Europeans first encountered Micronesian islands in the 16th century. The Portuguese made first contact, and the Spanish soon followed and gained political control over the area. In 1899, the Spanish sold their Micronesian holdings to Germany. Micronesia changed hands during the two world wars, becoming a Japanese territory in 1914 and a United States Trust Territory under the United Nations following World War II. The Federated States of Micronesia established its present borders with a 1979 constitution.
Micronesia became independent in 1986, and the 1979 constitution is still in effect. The country has a unicameral Congress with 14 popularly elected members. Each of the four Micronesian states is represented by a senator, and Congress elects a President and Vice President from among these four senators. The President and Vice President appoint cabinet members.
The Micronesian economy largely consists of subsistence farming and fishing. Phosphate mining and long-line tuna fishing are currently the only viable industries on the islands. The country relies heavily on monetary aid from the United States.
Though the official currency of Micronesia is the United States dollar, large limestone wheels, or Rai stones, are the traditional form of money in Yap. The stones, originally quarried in Palau, can be very large and heavy, with the largest weighing four tons. Their value is increased by good craftsmanship and notable history. They are rarely moved, but Yapese are aware of who owns each stone. Rai stones are still exchanged for traditional purposes, such as to mark certain social transactions.

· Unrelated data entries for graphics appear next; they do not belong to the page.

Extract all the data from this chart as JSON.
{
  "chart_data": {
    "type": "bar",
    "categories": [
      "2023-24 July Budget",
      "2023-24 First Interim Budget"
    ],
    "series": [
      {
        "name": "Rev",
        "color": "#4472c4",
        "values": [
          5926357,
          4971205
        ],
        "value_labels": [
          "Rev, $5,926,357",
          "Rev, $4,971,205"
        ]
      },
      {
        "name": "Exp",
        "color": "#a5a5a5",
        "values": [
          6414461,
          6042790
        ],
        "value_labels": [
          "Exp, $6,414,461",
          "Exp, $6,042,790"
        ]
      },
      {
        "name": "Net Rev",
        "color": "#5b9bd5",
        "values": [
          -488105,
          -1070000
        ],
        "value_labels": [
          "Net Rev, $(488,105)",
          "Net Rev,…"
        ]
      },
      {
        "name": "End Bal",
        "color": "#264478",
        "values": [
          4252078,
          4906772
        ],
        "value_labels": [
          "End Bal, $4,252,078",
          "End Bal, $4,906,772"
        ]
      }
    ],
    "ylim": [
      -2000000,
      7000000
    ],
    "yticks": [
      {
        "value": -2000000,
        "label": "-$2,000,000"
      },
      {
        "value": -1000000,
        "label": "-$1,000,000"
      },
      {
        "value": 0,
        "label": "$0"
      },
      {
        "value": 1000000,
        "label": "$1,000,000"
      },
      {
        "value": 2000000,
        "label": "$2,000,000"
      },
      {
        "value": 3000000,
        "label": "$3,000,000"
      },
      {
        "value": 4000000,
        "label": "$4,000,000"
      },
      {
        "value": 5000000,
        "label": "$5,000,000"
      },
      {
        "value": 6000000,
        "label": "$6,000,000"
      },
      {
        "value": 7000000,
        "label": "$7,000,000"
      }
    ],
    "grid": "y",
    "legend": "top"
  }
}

The population of Micronesia is nearly 100% Pacific Islander and Asian, though some Europeans, Americans, and Australians live on the islands. Micronesians are linguistically and culturally diverse. English has become the language of government and education, but shares official language status with Chuukese, Kosraean, Pohnpeian, Ulithian, Woleaian, and Yapese. A plethora of other languages are also spoken in Micronesia.